Canadian nonprofit organization

The Comic Legends Legal Defense Fund (CLLDF) is a Canadian nonprofit organization, created in 1987 to protect the free speech rights of comics creators, publishers, retailers, and readers, by helping to cover legal expenses in the defense of cases where its directors feel those issues are at stake.

==History==
The Comic Legends Legal Defense Fund was begun by writer Derek McCulloch, Vancouver comics convention organizer Leonard S. Wong, student and community organizer Liz Schiller, and Paul Stockton of Strawberry Jam Comics to assist with the legal defense of Comic Legends, a Calgary, Alberta comic shop whose owners were charged with selling obscene materials. The CLLDF raised approximately $3000 to aid in the owners' defense, bringing Fantagraphics publisher Gary Groth to Calgary to testify as an expert witness in the trial. The trial ended with a conviction and a sentence totaling $3,000 in fines. The CLLDF supported an appeal. The conviction was not overturned, but the sentence was reduced to a nominal fine. As part of this effort, the organization published the books True North and True North II as fund-raisers.

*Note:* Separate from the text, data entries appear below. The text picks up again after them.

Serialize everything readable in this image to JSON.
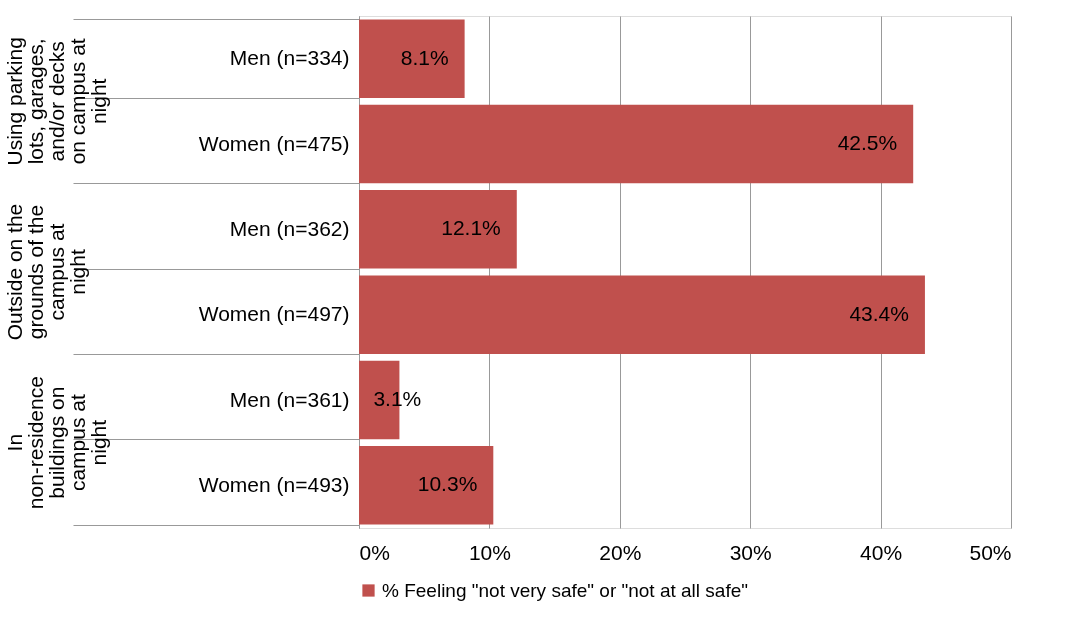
{
  "chart_data": {
    "type": "bar",
    "orientation": "horizontal",
    "categories": [
      "Men (n=334)",
      "Women (n=475)",
      "Men (n=362)",
      "Women (n=497)",
      "Men (n=361)",
      "Women (n=493)"
    ],
    "series": [
      {
        "name": "% Feeling \"not very safe\" or \"not at all  safe\"",
        "color": "#c0504d",
        "values": [
          8.1,
          42.5,
          12.1,
          43.4,
          3.1,
          10.3
        ],
        "value_labels": [
          "8.1%",
          "42.5%",
          "12.1%",
          "43.4%",
          "3.1%",
          "10.3%"
        ]
      }
    ],
    "xlim": [
      0,
      50
    ],
    "xticks": [
      {
        "value": 0,
        "label": "0%"
      },
      {
        "value": 10,
        "label": "10%"
      },
      {
        "value": 20,
        "label": "20%"
      },
      {
        "value": 30,
        "label": "30%"
      },
      {
        "value": 40,
        "label": "40%"
      },
      {
        "value": 50,
        "label": "50%"
      }
    ],
    "annotations": [
      "Using parking lots, garages, and/or decks on campus at night",
      "Outside on the grounds of the campus at night",
      "In non-residence buildings on campus at night"
    ],
    "grid": "x",
    "legend": "bottom"
  }
}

In later years, the organization made financial contributions to support Little Sister's Book and Art Emporium in its legal dispute with Canada Customs over imported comics, and paid for an expert witness whose testimony assisted in the acquittal of Marc Laliberte, a fanzine publisher in Windsor, Ontario.

In 2011, the organization, which had been mostly dormant for twenty years, became involved in a case involving a U.S. citizen visiting Canada, whose laptop computer had been searched by Canada Customs and who was arrested and charged with possession of "child pornography" based on the comics illustrations found there. In coordination with the Comic Book Legal Defense Fund, a U.S. organization with similar goals, which became involved because of the defendant's citizenship and international elements of the legal issues, the CLLDF raised funds for his defense and to promote awareness of the legal issues involved in the case. The organization contributed US$11,000 toward his $75,000 legal expenses; charges were dropped.

To facilitate fundraising, CLLDF formally incorporated in 2011 as a nonprofit organization. At the same time, the fund expanded its board of directors from three (McCulloch, Stockton, and Wong) to five, adding retailers Jay Bardyla and Jennifer Haines.